LG’s expectations for EVs are surpassing the current demand

HOLLAND – LG Energy Solution Faces Slower Fourth Quarter Amid Weak EV Demand

LG Energy Solution experienced a slower than expected fourth quarter as demand for electric vehicles (EVs) proved weaker than anticipated, according to reporting from Bloomberg. Despite a 42% year-over-year increase in operating profits to $258 million, the figure fell short of analysts’ median estimate of $464.1 million. Additionally, the company’s revenue declined by 6.3%.

Impact of Tax Credit and EV Sales

LG’s earnings for the quarter included a tax credit of nearly $191 million resulting from President Biden’s Inflation Reduction Act, as reported by Bloomberg. Excluding the tax credit, the company’s operating profit stood at just $67.2 million.

Furthermore, EV battery and EV sales remained slower than expected during the fourth quarter. General Motors, for instance, sold only 75,000 EVs in 2023, falling significantly short of their target of 150,000 units.

LG Energy Solution saw a slower than expected fourth quarter, as EV demand continues to prove weaker than anticipated.

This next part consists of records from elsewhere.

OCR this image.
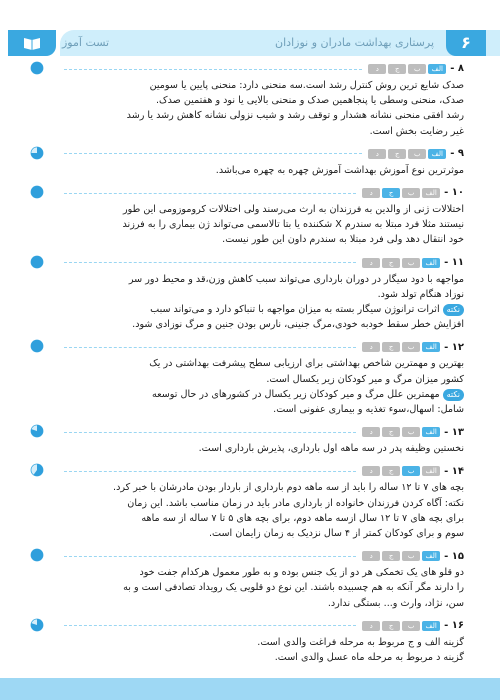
تست آموز	پرستاری بهداشت مادران و نوزادان	۶
۸ -
الف
ب
ج
د
صدک شایع ترین روش کنترل رشد است.سه منحنی دارد: منحنی پایین یا سومین
صدک، منحنی وسطی یا پنجاهمین صدک و منحنی بالایی یا نود و هفتمین صدک.
رشد افقی منحنی نشانه هشدار و توقف رشد و شیب نزولی نشانه کاهش رشد یا رشد
غیر رضایت بخش است.
۹ -
الف
ب
ج
د
موثرترین نوع آموزش بهداشت آموزش چهره به چهره می‌باشد.
۱۰ -
الف
ب
ج
د
اختلالات ژنی از والدین به فرزندان به ارث می‌رسند ولی اختلالات کروموزومی این طور
نیستند مثلا فرد مبتلا به سندرم X شکننده یا بتا تالاسمی می‌تواند ژن بیماری را به فرزند
خود انتقال دهد ولی فرد مبتلا به سندرم داون این طور نیست.
۱۱ -
الف
ب
ج
د
مواجهه با دود سیگار در دوران بارداری می‌تواند سبب کاهش وزن،قد و محیط دور سر
نوزاد هنگام تولد شود.
نکتهاثرات ترانوژن سیگار بسته به میزان مواجهه با تنباکو دارد و می‌تواند سبب
افزایش خطر سقط خودبه خودی،مرگ جنینی، نارس بودن جنین و مرگ نوزادی شود.
۱۲ -
الف
ب
ج
د
بهترین و مهمترین شاخص بهداشتی برای ارزیابی سطح پیشرفت بهداشتی در یک
کشور میزان مرگ و میر کودکان زیر یکسال است.
نکتهمهمترین علل مرگ و میر کودکان زیر یکسال در کشورهای در حال توسعه
شامل: اسهال،سوء تغذیه و بیماری عفونی است.
۱۳ -
الف
ب
ج
د
نخستین وظیفه پدر در سه ماهه اول بارداری، پذیرش بارداری است.
۱۴ -
الف
ب
ج
د
بچه های ۷ تا ۱۲ ساله را باید از سه ماهه دوم بارداری از باردار بودن مادرشان با خبر کرد.
نکته: آگاه کردن فرزندان خانواده از بارداری مادر باید در زمان مناسب باشد. این زمان
برای بچه های ۷ تا ۱۲ سال ازسه ماهه دوم، برای بچه های ۵ تا ۷ ساله از سه ماهه
سوم و برای کودکان کمتر از ۴ سال نزدیک به زمان زایمان است.
۱۵ -
الف
ب
ج
د
دو قلو های یک تخمکی هر دو از یک جنس بوده و به طور معمول هرکدام جفت خود
را دارند مگر آنکه به هم چسبیده باشند. این نوع دو قلویی یک رویداد تصادفی است و به
سن، نژاد، وارث و... بستگی ندارد.
۱۶ -
الف
ب
ج
د
گزینه الف و ج مربوط به مرحله فراغت والدی است.
گزینه د مربوط به مرحله ماه عسل والدی است.
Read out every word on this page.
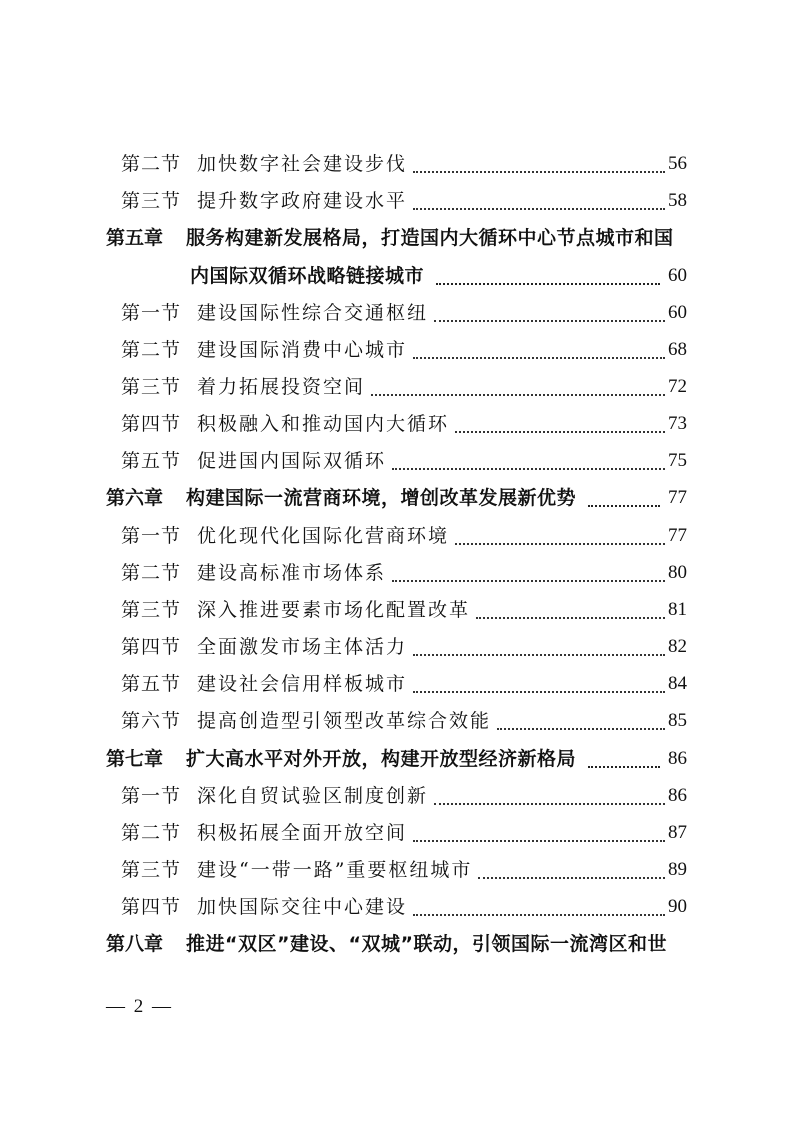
第二节 加快数字社会建设步伐	56
第三节 提升数字政府建设水平	58
第五章	服务构建新发展格局，打造国内大循环中心节点城市和国
内国际双循环战略链接城市	60
第一节 建设国际性综合交通枢纽	60
第二节 建设国际消费中心城市	68
第三节 着力拓展投资空间	72
第四节 积极融入和推动国内大循环	73
第五节 促进国内国际双循环	75
第六章	构建国际一流营商环境，增创改革发展新优势	77
第一节 优化现代化国际化营商环境	77
第二节 建设高标准市场体系	80
第三节 深入推进要素市场化配置改革	81
第四节 全面激发市场主体活力	82
第五节 建设社会信用样板城市	84
第六节 提高创造型引领型改革综合效能	85
第七章	扩大高水平对外开放，构建开放型经济新格局	86
第一节 深化自贸试验区制度创新	86
第二节 积极拓展全面开放空间	87
第三节 建设“一带一路”重要枢纽城市	89
第四节 加快国际交往中心建设	90
第八章	推进“双区”建设、“双城”联动，引领国际一流湾区和世
— 2 —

Expansions in Holland, Michigan

The disappointing fourth quarter results coincide with LG’s ongoing $1.7 billion expansion in Holland, Michigan. The company is also working on a separate 53,000-square-foot space as part of a $3 billion partnership with Toyota. To support these expansions, LG acquired six properties to the north of its current facilities, including Holland’s oldest surviving home, the Old Wing Mission, for $1.9 million.

Disappointing fourth quarter numbers come at complex time for LG’s operations in Holland, Michigan, where the company is in the midst of a $1.7 billion expansion.

Challenges and Future Plans

In November, LG announced the layoff of 170 production team members in Holland. The company attributed this decision to the expansion transition and “automakers realigning the speed of the EV transition.” However, LG remains committed to creating 1,000 skilled and well-paying jobs in the region by 2025.

Looking ahead, Bloomberg suggests that LG’s sales may face further decline in 2024 due to the announcements by General Motors and Ford Motor Co. to use iron-based batteries instead of LG’s nickel-based batteries.